Komisi VI Undang Pakar Ekonomi Bahas RUU BUMN
Komisi VI DPR-RI menggelar rapat bersama pakar ekonomi Ichsanuddin Noorsy, di ruang Rapat Komisi VI Gedung Nusantara I, Kamis, (28/01) membahas tentang paradigma dasar RUU Badan Usaha Milik Negara (BUMN) dan Badan Usaha Milik Daerah (BUMD).
Ketua Komisi VI DPR-RI Hafisz Tohir mengungkapkan bahwa pengawasan terhadap jalannya kerja BUMN masih membutuhkan regulasi yang jelas, oleh sebab itu Komisi VI menggundang Pakar Ekonomi yang konsen terhadap kajian BUMN untuk memberikan masukan sebagai bahan pertimbangan.

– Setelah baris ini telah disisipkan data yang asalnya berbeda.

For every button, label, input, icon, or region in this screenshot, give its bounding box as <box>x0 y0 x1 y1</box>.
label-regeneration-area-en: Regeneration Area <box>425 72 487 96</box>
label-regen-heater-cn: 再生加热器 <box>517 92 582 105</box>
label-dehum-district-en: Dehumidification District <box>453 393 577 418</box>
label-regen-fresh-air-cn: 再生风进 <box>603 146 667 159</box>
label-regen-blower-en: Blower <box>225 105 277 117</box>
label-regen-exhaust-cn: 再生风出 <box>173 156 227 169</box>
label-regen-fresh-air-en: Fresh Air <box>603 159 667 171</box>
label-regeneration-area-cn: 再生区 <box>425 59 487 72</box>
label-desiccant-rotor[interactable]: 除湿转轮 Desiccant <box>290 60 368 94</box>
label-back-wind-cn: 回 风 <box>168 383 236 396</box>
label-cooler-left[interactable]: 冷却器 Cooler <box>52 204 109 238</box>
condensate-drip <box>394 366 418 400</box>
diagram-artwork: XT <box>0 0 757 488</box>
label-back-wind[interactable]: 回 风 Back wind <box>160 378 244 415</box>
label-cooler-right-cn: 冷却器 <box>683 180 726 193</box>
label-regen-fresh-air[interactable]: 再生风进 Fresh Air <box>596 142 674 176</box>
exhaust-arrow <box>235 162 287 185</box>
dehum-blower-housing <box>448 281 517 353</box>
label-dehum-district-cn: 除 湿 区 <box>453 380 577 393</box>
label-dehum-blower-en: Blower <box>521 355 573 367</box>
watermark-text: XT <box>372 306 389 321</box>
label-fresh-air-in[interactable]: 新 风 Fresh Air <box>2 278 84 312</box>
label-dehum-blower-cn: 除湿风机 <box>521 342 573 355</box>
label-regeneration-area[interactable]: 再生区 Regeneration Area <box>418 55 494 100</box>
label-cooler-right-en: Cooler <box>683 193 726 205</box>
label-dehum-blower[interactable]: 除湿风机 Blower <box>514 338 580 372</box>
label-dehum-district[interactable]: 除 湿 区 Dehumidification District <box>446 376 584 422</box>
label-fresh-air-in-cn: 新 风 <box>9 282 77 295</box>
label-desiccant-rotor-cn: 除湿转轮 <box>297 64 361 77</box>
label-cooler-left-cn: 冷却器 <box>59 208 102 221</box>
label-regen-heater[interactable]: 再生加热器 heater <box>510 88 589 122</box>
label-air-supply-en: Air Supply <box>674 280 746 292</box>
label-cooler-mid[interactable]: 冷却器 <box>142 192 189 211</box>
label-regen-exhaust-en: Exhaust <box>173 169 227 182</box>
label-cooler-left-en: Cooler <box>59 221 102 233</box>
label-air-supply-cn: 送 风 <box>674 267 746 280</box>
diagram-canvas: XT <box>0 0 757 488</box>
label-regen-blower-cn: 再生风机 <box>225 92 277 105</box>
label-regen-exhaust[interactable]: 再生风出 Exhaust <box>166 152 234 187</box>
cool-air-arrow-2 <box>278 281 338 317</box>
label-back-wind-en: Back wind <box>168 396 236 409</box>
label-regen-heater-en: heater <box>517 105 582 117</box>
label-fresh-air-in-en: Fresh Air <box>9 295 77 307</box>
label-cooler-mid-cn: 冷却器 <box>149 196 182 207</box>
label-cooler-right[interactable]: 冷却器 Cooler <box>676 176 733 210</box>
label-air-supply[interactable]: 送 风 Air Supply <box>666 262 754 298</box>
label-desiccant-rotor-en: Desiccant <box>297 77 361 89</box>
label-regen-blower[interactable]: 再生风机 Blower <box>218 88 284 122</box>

"Kewenangan negara di bidang pengawasan BUMN belum jelas, selain itu BUMN juga membutuhkan harmonisasi dan masukan sebagai bahan pembahasan RUU BUMN," papar Hafisz.

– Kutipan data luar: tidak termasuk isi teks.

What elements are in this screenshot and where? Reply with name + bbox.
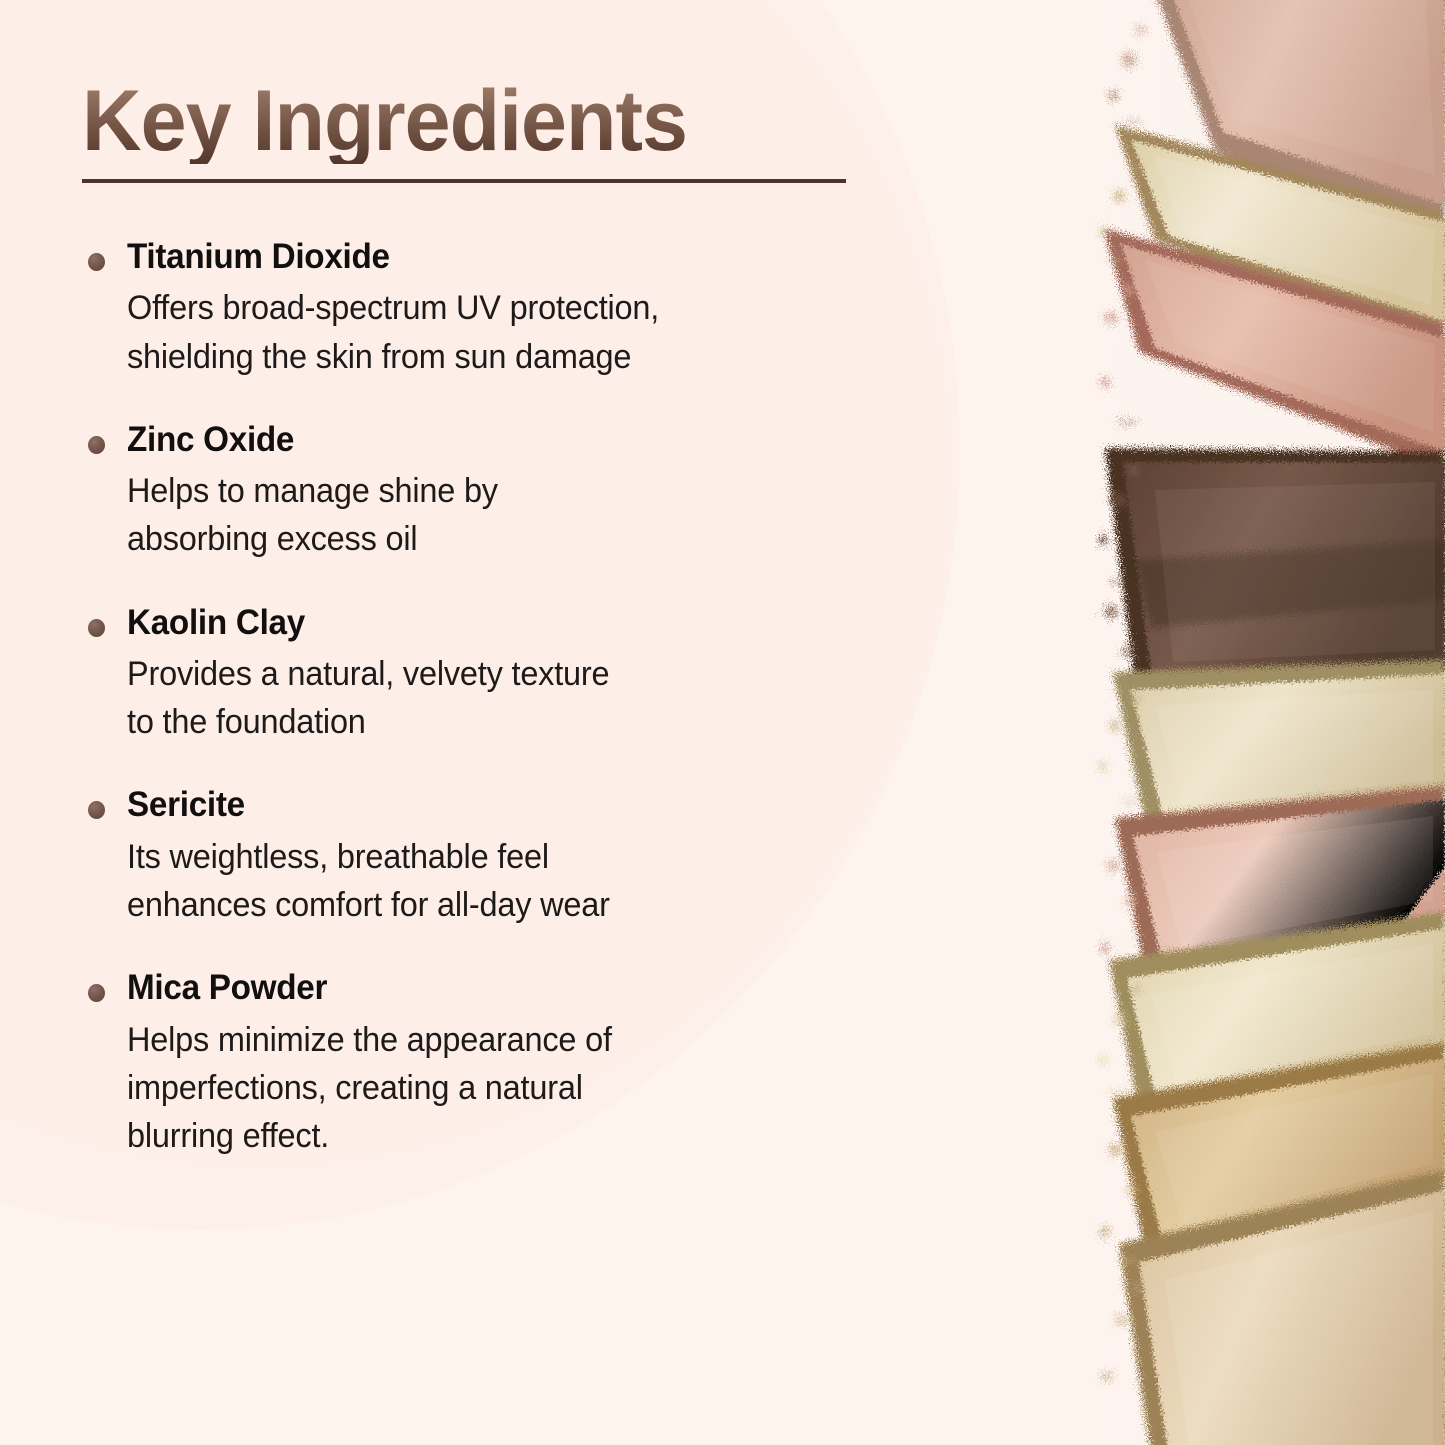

BUMN merupakan milik negara yang pembentukannya ditetapkan dengan undang-undang, termasuk proses Penyertaan Modal Negara (PMN) karena menggunakan uang rakyat. BUMN juga termasuk organisasi hibrida karena diperbolehkan untuk mengelola dua jenis dana yang terdiri atas dana publik dari keuangan negara tersebut dan swasta.
Banyaknya peran yang harus dijalankan BUMN secara bersamaan mencerminkan negara tidak memiliki kejelasan untuk berperan seperti apa dalam mengoptimalkan pelayanan masyarakat. Problem utama yang dihadapi BUMN saat ini terletak pada masalah tata kelola (governance) dan profesionalitas. Kinerja BUMN dituntut professional.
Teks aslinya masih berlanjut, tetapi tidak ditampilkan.